A solution of \({\bf{0}}.{\bf{075}}{\rm{ }}{\bf{M}}{\rm{ }}{\bf{CoB}}{{\bf{r}}_{\bf{2}}}\) is saturated with\({{\bf{H}}_{\bf{2}}}{\bf{S}}{\rm{ }}\left( {\left[ {{{\bf{H}}_{\bf{2}}}{\bf{S}}} \right]{\rm{ }} = {\rm{ }}{\bf{0}}.{\bf{10}}{\rm{ }}{\bf{M}}} \right)\).

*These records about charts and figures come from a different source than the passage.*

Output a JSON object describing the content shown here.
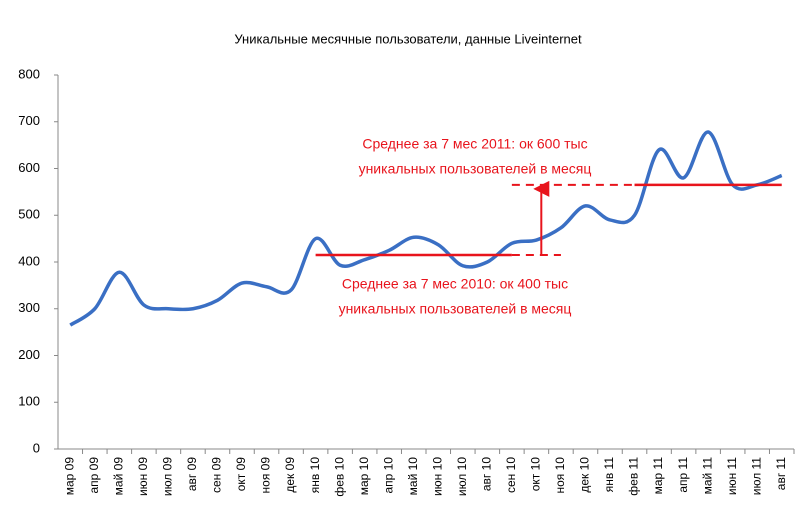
{
  "chart_data": {
    "type": "line",
    "title": "Уникальные месячные пользователи, данные Liveinternet",
    "categories": [
      "мар 09",
      "апр 09",
      "май 09",
      "июн 09",
      "июл 09",
      "авг 09",
      "сен 09",
      "окт 09",
      "ноя 09",
      "дек 09",
      "янв 10",
      "фев 10",
      "мар 10",
      "апр 10",
      "май 10",
      "июн 10",
      "июл 10",
      "авг 10",
      "сен 10",
      "окт 10",
      "ноя 10",
      "дек 10",
      "янв 11",
      "фев 11",
      "мар 11",
      "апр 11",
      "май 11",
      "июн 11",
      "июл 11",
      "авг 11"
    ],
    "series": [
      {
        "color": "#3a6fc4",
        "values": [
          265,
          300,
          378,
          308,
          300,
          300,
          318,
          355,
          347,
          340,
          450,
          393,
          405,
          425,
          453,
          437,
          392,
          400,
          440,
          447,
          473,
          520,
          490,
          500,
          640,
          580,
          678,
          565,
          565,
          585
        ]
      }
    ],
    "ylim": [
      0,
      800
    ],
    "yticks": [
      0,
      100,
      200,
      300,
      400,
      500,
      600,
      700,
      800
    ],
    "reference_lines": [
      {
        "value": 415,
        "solid": [
          "янв 10",
          "сен 10"
        ],
        "dashed_to": "ноя 10",
        "color": "#e8141c",
        "label": [
          "Среднее за 7 мес 2010: ок 400 тыс",
          "уникальных пользователей в месяц"
        ]
      },
      {
        "value": 565,
        "solid": [
          "фев 11",
          "авг 11"
        ],
        "dashed_to": "сен 10",
        "color": "#e8141c",
        "label": [
          "Среднее за 7 мес 2011: ок 600 тыс",
          "уникальных пользователей в месяц"
        ]
      }
    ]
  }
}
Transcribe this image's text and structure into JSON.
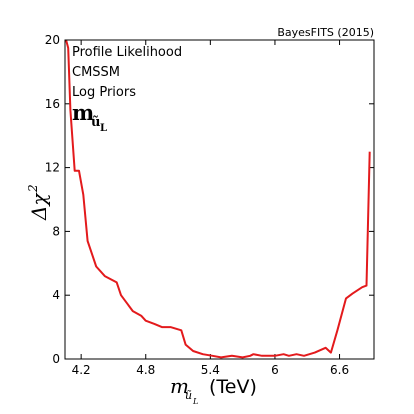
{
  "chart_data": {
    "type": "line",
    "credit": "BayesFITS (2015)",
    "annotations": [
      "Profile Likelihood",
      "CMSSM",
      "Log Priors"
    ],
    "label_main": "m",
    "label_sub": "ũ",
    "label_subsub": "L",
    "ylabel": "Δχ",
    "ylabel_sup": "2",
    "xlabel_symbol": "m",
    "xlabel_unit": "(TeV)",
    "xlim": [
      4.05,
      6.92
    ],
    "ylim": [
      0,
      20
    ],
    "xticks": [
      "4.2",
      "4.8",
      "5.4",
      "6",
      "6.6"
    ],
    "yticks": [
      "0",
      "4",
      "8",
      "12",
      "16",
      "20"
    ],
    "grid": false,
    "line_color": "#e31a1c",
    "series": [
      {
        "x": [
          4.06,
          4.08,
          4.1,
          4.14,
          4.18,
          4.22,
          4.26,
          4.34,
          4.42,
          4.53,
          4.57,
          4.68,
          4.76,
          4.8,
          4.88,
          4.95,
          5.03,
          5.08,
          5.13,
          5.17,
          5.24,
          5.33,
          5.42,
          5.5,
          5.6,
          5.7,
          5.77,
          5.8,
          5.88,
          6.0,
          6.08,
          6.13,
          6.2,
          6.27,
          6.37,
          6.47,
          6.52,
          6.58,
          6.66,
          6.72,
          6.81,
          6.85,
          6.88
        ],
        "y": [
          20,
          19.5,
          15.6,
          11.8,
          11.8,
          10.3,
          7.4,
          5.8,
          5.2,
          4.8,
          4.0,
          3.0,
          2.7,
          2.4,
          2.2,
          2.0,
          2.0,
          1.9,
          1.8,
          0.9,
          0.5,
          0.3,
          0.2,
          0.1,
          0.2,
          0.1,
          0.2,
          0.3,
          0.2,
          0.2,
          0.3,
          0.2,
          0.3,
          0.2,
          0.4,
          0.7,
          0.4,
          1.8,
          3.8,
          4.1,
          4.5,
          4.6,
          13.0
        ]
      }
    ]
  }
}
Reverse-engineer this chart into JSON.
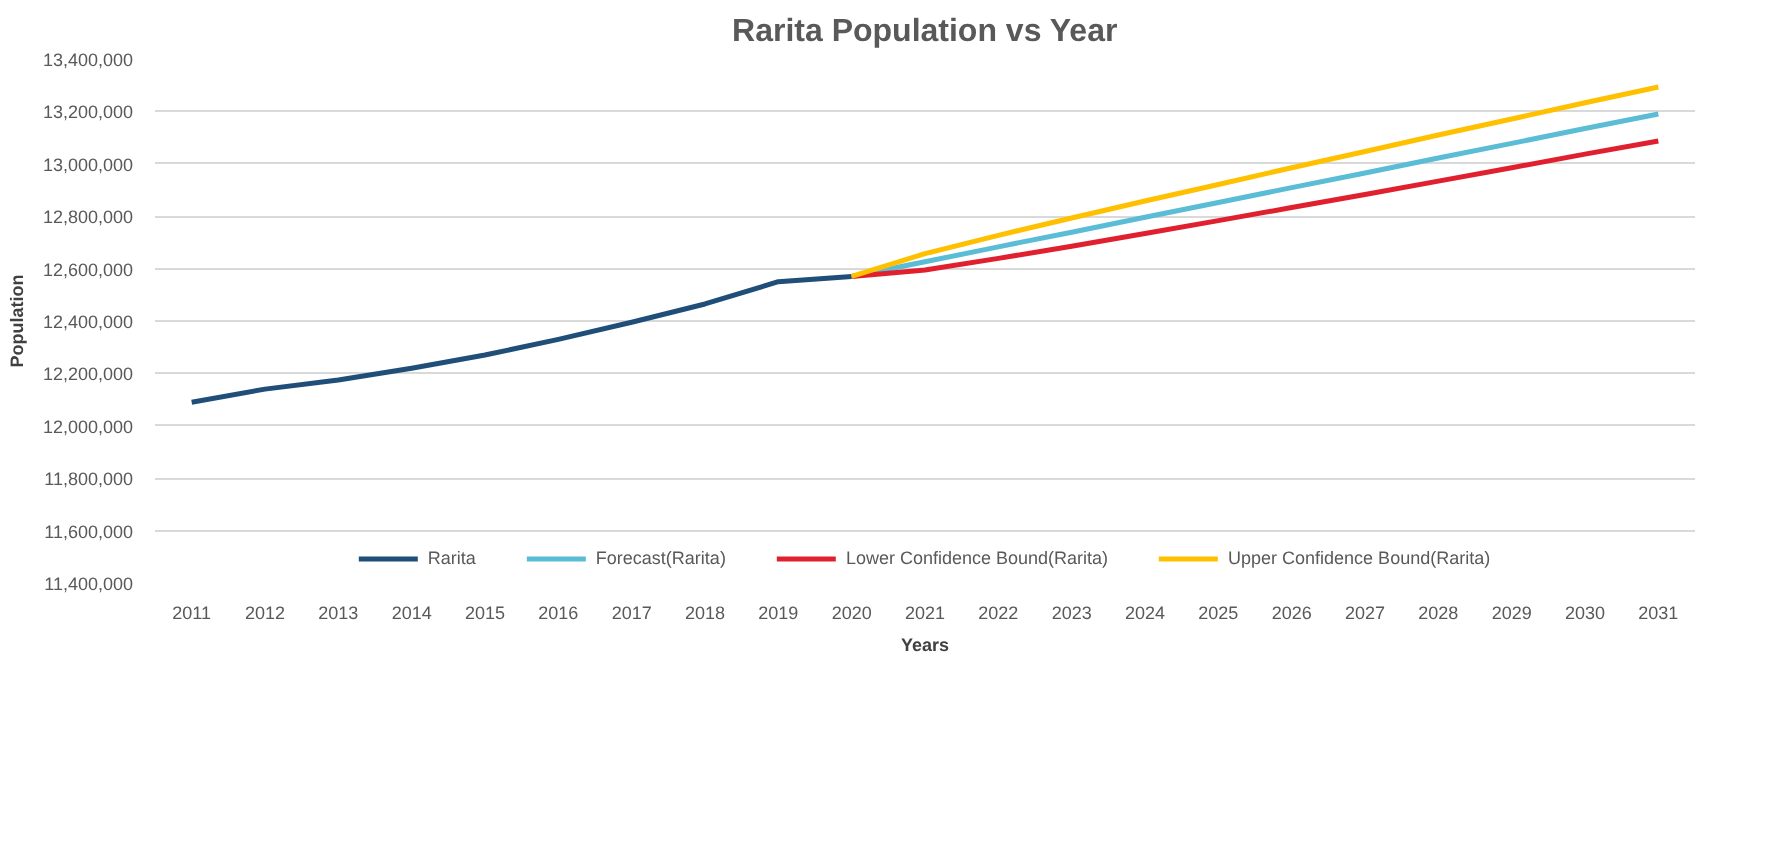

What is the minimum pH at which CoS begins to precipitate?

\(\begin{array}{*{20}{c}}{CoS(s) \rightleftharpoons C{o^{2 + }}(aq) + {S^{2 - }}(aq)\quad \;\;\;\;\;\;\;\;\;\;\;\;\;\;\;\;{K_{sp}} = 4.5 \times 1{0^{ - 27}}} \\ {{H_2}S(aq) + 2{H_2}O(l) \rightleftharpoons 2{H_3}{O^ + }(aq) + {S^{2 - }}(aq)\quad \;\;\;\;\;\;\;\;\;K = 1.0 \times 1{0^{ - 26}}} \end{array}\;\;\)

A solution of \(0.075 M CoB{r_2}\) is saturated with \({{\mathop{\rm H}\nolimits} _2}S \left( {\left[ {{H_2}S} \right] = 0.10 M} \right)\)

Let us calculate the minimum pH at which \({\mathop{\rm CoS}\nolimits} \) begins to precipitate.

\({\text{CoS}}({\text{s}}) \rightleftharpoons {\text{C}}{{\text{o}}^{2 + }}({\text{aq}}) + {{\text{S}}^{2 - }}({\text{aq}})\)

\({K_{sp}} = 4.5 \times {10^{ - 27}}\)

\({{\text{H}}_2}{\text{S}}({\text{aq}}) + 2{{\text{H}}_2}{\text{O}}({\text{l}}) \rightleftharpoons 2{{\text{H}}_3}{{\text{O}}^ + }({\text{aq}}) + {{\text{S}}^{2 - }}({\text{aq}})\)

\(K = 1.0 \times {10^{ - 26}}\)

First, let us find the concentration of \(\left[ {{S^{2 - }}} \right]\)

\(\begin{array}{*{20}{c}}{{K_{sp}} = \left[ {{\rm{C}}{{\rm{o}}^{2 + }}} \right] \cdot \left[ {{S^{2 - }}} \right]}\\{\left[ {{S^{2 - }}} \right] = \frac{{{K_{sp}}}}{{\left[ {C{o^{2 + }}} \right]}}}\\{ = \frac{{4.5 \times {{10}^{ - 27}}}}{{0.075}}}\\{ = 6 \times {{10}^{ - 26}}{\rm{M}}}\end{array}\)

Concentration of \(\left[ {{H_3}{O^ + }} \right]\) is

\(\begin{array}{*{20}{c}}{K = \frac{{{{\left[ {{{\rm{H}}_3}{{\rm{O}}^ + }} \right]}^2} \cdot \left[ {{{\rm{S}}^{2 - }}} \right]}}{{\left[ {{{\rm{H}}_2}{\rm{S}}} \right]}}}\\{1.0 \times {{10}^{ - 26}} = \frac{{{{\left[ {{{\rm{H}}_3}{{\rm{O}}^ + }} \right]}^2} \times 6 \times {{10}^{ - 26}}}}{{0.10}}}\\{{{\left[ {{{\rm{H}}_3}{{\rm{O}}^ + }} \right]}^2} = 0.0167}\\{\left[ {{{\rm{H}}_3}{{\rm{O}}^ + }} \right] = 0.129{\rm{M}}}\end{array}\)

And the pH value is

\(\begin{array}{c}pH = - \log \left[ {{H_3}{O^ + }} \right]\\ = - \log [0.129]\\ = 0.89\end{array}\)